Yes, I know about the problem, but we went to great lengths to
convince the Mosaic-l10n crowd and all other developers that an
explicit charset parameter is the right way to do what they were
doing. They agreed, and now current practice is that no charset again
implies ISO-8859-1 and, aside from closed systems where some other
default is known to the user, a charset is needed to switch character sets.

>> I don't see how.  All WWW software defaults to ISO-8859-1 as per the
>> original design of the Web.
> 
> ?? Mosaic-l10n was pretty popular.

Yes, but not as popular as all the systems that assume ISO-8859-1 and
do not allow any changing of that default.

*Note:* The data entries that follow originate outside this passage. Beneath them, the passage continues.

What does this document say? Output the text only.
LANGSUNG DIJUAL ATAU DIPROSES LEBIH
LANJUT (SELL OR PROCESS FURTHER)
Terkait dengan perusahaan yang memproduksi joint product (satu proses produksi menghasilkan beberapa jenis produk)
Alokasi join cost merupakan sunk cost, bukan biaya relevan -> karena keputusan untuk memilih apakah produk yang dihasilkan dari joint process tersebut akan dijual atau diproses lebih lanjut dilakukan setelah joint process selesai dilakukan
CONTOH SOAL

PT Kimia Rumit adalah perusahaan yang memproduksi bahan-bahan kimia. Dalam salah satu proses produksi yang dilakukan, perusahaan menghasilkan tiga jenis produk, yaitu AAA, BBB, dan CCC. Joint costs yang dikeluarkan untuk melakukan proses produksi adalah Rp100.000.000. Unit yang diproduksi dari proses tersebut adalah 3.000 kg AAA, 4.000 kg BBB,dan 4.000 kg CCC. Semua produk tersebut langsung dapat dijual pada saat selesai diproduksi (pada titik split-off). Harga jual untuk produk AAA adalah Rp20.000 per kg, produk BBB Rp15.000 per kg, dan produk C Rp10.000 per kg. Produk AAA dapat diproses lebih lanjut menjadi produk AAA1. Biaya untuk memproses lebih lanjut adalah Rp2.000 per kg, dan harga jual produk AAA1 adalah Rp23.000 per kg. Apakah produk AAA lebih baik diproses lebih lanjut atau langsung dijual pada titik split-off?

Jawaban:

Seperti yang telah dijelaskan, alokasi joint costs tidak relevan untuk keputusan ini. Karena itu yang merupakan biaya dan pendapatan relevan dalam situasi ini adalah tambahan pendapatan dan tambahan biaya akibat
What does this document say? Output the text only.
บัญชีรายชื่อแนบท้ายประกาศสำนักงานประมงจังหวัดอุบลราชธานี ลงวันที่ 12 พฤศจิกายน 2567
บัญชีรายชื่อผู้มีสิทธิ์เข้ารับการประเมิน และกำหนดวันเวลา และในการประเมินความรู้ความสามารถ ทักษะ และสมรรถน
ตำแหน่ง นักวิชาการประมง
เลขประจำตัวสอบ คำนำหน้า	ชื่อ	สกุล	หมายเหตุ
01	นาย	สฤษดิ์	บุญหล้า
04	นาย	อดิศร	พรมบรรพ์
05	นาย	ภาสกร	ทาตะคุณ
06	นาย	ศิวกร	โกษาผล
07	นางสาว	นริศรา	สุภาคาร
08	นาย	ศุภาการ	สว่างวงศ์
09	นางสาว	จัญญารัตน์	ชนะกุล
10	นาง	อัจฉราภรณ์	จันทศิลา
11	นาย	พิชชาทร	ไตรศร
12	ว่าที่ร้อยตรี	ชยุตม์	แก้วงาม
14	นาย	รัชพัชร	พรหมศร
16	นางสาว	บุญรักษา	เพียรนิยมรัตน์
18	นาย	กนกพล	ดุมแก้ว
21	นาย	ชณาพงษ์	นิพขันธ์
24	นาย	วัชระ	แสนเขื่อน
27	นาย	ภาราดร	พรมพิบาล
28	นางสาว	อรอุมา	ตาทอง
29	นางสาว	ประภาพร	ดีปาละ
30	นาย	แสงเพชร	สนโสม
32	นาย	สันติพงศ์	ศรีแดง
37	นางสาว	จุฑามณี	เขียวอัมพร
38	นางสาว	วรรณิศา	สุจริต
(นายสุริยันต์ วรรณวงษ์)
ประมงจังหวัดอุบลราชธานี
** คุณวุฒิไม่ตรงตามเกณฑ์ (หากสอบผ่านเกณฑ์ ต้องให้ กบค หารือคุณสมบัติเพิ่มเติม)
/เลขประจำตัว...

>> That is true of libwww, libwww-perl, the
>> Python libraries, Mosaic, NCSA httpd, Apache httpd, Spyglass Mosaic,
>> MS Internet Explorer, and Netscape Navigator.
> 
> I was thinking of 'servers' not 'clients'. Yes, most ISO-8859-1
> clients assume ISO-8859-1.

When the Apache server sends text/html, it is intending to say
text/html;charset="iso-8859-1".  Users are capable of changing the
charset parameter on documents served by Apache.  What spawned Mosaic-l10n
was the belief that it was easier to hack the clients to guess
a charset than it was to both fix the clients to recognize charset and
fix the older NCSA server (which had no knowledge of media type parameters
of any kind) to send the charset parameter.  That reasoning is no longer
valid.  Since we have fixed both the clients and the servers to do the
right thing, there's no point in saying that doing the wrong thing is
current practice.

>> I disagree -- all current practice that is not known to be broken
>> is saying charset="ISO-8859-1" if no charset is present.  That is
>> in the definition of the HTTP protocol.
> 
> It's really hard to find a web server there that *doesn't* use
> whatever-ya-got as the character encoding.  If it were just a few here
> and there, I'd go along with you, but when it's all over, it's hard to
> swallow saying "oh, they're just broken" and have it apply to
> www.*.ru, www.*.jp, www.*.gr, www.*.kr, www.*.cn etc.
> 
> How about:
> 
> #   The "charset" parameter is used with some media types to define
> #   the character set (Section 3.4) of the data.  When no explicit
> #   charset parameter is provided by the sender, media subtypes of the
> #   "text" subtype are defined to have a default charset value of
> #   "ISO-8859-1" when received via HTTP. However, currently many web
> #   servers ignore have ignored this specification, and provide data
> #   using other charsets but without proper labelling. To compensate
> #   for this, some HTTP user agents provide a configuration option to
> #   allow the user to change the default interpretation of the media
> #   type character set when no charset parameter is given. This
> #   situation reduces interoperability. It is recommended servers that
> #   provide text in character streams other than ISO-8859-1 should
> #   label the data appropriately.
> 
> This both promotes the 'recommended' behavior and also tells the
> situation. 

No, it mixes things up.  If you want to say that, the correct thing to
do is:

   The "charset" parameter is used with some media types to define
   the character set (Section 3.4) of the data.  When no explicit
   charset parameter is provided by the sender, media subtypes of the
   "text" subtype are defined to have a default charset value of
   "ISO-8859-1" when received via HTTP.  Data in character sets other
   than "ISO-8859-1" or its subsets must be labelled with an appropriate
   charset value in order to be consistently interpreted by user agents.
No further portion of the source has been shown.